Tolstoï dit s’être inspiré d’un fait divers pour écrire son chef-d’œuvre. Le 5 janvier 1872, Anna Stepanova se jette sous un train de marchandises à la gare d’Iassenki. La raison du suicide ? Son amant venait de la quitter pour une autre.

Japon : Le Dit du Genji – Fujiwara no Michinaga

Peu connu en France, si ce n’est des initiés, Le Dit du Genji (de Murasaki Shibiku, alors dame de la cour) est l’un des piliers de la littérature japonaise. En japonais, un Genji est un fils d’empereur qui ne pourra jamais devenir empereur et qui est à l’origine d’une nouvelle branche de la famille.

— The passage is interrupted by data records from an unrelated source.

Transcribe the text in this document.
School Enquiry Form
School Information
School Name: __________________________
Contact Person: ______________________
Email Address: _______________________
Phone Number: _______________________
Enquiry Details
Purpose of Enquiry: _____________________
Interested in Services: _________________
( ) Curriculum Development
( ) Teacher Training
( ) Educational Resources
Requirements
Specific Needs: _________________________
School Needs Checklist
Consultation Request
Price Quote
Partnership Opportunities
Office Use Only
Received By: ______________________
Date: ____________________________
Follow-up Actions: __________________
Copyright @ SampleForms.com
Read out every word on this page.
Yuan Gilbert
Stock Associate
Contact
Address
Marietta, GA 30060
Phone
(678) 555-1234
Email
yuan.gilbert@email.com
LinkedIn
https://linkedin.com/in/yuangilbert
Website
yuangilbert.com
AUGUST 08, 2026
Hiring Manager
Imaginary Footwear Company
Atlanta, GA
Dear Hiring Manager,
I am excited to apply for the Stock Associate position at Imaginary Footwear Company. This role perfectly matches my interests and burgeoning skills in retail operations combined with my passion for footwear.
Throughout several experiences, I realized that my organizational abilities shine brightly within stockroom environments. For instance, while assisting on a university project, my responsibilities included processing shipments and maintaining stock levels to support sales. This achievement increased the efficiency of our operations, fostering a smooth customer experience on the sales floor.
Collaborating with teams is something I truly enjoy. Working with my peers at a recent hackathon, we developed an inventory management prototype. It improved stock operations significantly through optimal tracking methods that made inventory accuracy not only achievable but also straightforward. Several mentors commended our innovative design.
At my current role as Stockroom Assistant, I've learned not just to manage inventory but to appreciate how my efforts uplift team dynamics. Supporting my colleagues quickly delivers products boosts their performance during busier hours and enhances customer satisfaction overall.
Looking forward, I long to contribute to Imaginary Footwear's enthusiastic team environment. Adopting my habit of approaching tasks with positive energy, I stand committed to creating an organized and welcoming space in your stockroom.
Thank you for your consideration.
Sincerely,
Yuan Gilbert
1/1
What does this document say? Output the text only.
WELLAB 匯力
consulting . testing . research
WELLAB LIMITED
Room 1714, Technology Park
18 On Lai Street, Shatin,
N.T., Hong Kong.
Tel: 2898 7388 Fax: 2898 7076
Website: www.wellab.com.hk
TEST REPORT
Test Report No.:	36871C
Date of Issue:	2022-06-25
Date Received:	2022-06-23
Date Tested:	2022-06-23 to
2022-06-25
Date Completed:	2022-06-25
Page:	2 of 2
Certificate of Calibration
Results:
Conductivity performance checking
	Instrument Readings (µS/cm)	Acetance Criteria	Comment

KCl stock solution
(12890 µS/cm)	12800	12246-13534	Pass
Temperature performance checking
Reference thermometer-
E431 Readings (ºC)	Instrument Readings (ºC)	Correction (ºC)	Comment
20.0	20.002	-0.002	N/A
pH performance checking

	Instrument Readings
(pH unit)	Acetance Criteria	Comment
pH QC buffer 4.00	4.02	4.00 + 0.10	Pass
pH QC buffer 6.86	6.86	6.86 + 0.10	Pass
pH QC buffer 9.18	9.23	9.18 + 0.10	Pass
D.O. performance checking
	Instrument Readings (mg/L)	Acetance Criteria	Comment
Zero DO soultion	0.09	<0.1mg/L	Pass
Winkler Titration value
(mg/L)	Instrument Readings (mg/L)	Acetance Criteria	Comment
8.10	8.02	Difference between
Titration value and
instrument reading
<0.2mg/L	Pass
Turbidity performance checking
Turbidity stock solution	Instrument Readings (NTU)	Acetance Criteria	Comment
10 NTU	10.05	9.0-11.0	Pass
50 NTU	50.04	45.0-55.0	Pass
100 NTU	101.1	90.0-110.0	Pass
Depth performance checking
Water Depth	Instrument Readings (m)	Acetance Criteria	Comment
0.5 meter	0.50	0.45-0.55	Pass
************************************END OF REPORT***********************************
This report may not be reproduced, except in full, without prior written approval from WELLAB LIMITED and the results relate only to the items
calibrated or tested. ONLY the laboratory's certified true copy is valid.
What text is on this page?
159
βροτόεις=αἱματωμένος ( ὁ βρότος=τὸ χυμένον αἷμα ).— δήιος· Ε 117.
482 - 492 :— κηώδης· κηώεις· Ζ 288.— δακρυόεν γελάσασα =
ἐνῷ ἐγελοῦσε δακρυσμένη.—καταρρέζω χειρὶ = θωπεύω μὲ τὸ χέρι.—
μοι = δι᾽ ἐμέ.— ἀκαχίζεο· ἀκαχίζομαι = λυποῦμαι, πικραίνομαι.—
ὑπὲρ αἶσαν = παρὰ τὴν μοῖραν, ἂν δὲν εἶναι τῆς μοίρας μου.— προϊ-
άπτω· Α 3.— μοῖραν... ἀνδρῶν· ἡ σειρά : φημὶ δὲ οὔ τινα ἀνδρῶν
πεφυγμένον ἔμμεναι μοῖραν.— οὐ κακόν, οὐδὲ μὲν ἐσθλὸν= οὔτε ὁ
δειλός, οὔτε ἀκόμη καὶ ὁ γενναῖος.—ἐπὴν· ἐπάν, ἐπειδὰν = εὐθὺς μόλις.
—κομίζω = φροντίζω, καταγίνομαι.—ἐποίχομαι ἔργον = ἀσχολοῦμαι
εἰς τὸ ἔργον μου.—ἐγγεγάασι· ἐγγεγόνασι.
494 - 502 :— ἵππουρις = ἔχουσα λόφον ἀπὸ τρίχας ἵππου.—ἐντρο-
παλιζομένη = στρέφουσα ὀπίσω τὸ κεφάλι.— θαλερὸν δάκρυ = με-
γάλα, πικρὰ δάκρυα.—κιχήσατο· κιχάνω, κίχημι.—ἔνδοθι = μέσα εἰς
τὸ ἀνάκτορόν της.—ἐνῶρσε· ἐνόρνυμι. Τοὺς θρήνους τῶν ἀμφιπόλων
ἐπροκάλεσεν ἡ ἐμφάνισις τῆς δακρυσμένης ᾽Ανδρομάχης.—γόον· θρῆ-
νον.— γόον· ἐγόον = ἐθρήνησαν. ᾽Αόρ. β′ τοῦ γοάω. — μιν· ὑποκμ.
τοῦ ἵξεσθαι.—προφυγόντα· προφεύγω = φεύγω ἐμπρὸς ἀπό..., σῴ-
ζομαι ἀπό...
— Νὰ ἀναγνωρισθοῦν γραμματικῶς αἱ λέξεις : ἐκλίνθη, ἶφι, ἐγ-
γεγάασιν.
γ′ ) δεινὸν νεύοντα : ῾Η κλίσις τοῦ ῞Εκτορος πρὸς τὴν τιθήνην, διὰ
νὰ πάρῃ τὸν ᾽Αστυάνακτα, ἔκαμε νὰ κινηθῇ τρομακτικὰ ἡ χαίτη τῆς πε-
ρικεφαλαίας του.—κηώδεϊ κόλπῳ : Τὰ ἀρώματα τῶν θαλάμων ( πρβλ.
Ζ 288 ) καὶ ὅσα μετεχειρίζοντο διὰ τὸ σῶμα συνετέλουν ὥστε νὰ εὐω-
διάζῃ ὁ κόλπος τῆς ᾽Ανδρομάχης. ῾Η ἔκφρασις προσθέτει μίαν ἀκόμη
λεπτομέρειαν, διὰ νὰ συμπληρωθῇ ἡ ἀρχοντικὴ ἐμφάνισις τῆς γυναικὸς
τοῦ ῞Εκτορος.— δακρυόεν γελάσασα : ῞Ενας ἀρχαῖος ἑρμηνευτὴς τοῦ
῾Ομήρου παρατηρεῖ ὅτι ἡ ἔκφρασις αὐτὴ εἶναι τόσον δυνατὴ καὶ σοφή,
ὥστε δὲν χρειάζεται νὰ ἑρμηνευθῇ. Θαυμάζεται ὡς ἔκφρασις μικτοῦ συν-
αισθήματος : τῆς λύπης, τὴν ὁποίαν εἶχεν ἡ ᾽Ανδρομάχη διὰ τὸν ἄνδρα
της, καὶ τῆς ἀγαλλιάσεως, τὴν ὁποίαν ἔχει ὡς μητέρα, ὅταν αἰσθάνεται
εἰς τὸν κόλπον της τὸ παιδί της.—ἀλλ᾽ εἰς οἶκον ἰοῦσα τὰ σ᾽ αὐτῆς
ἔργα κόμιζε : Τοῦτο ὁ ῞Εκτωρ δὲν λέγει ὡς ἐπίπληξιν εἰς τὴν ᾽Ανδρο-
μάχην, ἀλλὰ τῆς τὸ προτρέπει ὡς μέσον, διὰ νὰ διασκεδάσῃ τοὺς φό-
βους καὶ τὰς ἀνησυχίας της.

Le livre raconte donc l’histoire d’un Genji, et bien qu’elle soit présentée comme véridique, certains s’accordent à dire que l’auteure s’est inspirée de Fujiwara no Michinaga, homme d’Etat de l’époque de Heian.

Danemark : La Petite fille aux allumettes – des connaissances de Hans Christian Andersen

La Petite fille aux allumettes est une triste histoire. Démunie, une petite fille tente de vendre des allumettes pour survivre, se réchauffant en les brûlant. Malheureusement, le froid l’emporte et elle meurt la nuit du Nouvel An.
Andersen dit s’être inspiré de deux personnes pour créer cette petite fille. La première est sa grand-mère, qui vivait dans la misère et qui avait été envoyée sous un pont pour mendier, sans rien à manger. L’autre est une petite fille qui venait s’abriter dans le renfoncement créé par sa maison et la maison voisine.

Roumanie : Dracula – Vlad III Basarab

Certes, Bram Stroker n’est pas roumain, mais irlandais. En revanche, le Comte Dracula est originaire de Transylvanie. Le vampire le plus célèbre de la littérature n’est pas né de l’imaginaire de Stoker. Son nom viendrait de « draculea », qui veut dire dragonneau. C’est ainsi qu’était appelé Vlad III l’Empaleur, prince de Valachie ; son père faisait partie de l’Ordre du Dragon. Personne ne connaît réellement la raison de cette connexion, puisque Stoker est le premier à lier Vlad III aux histoires de vampires.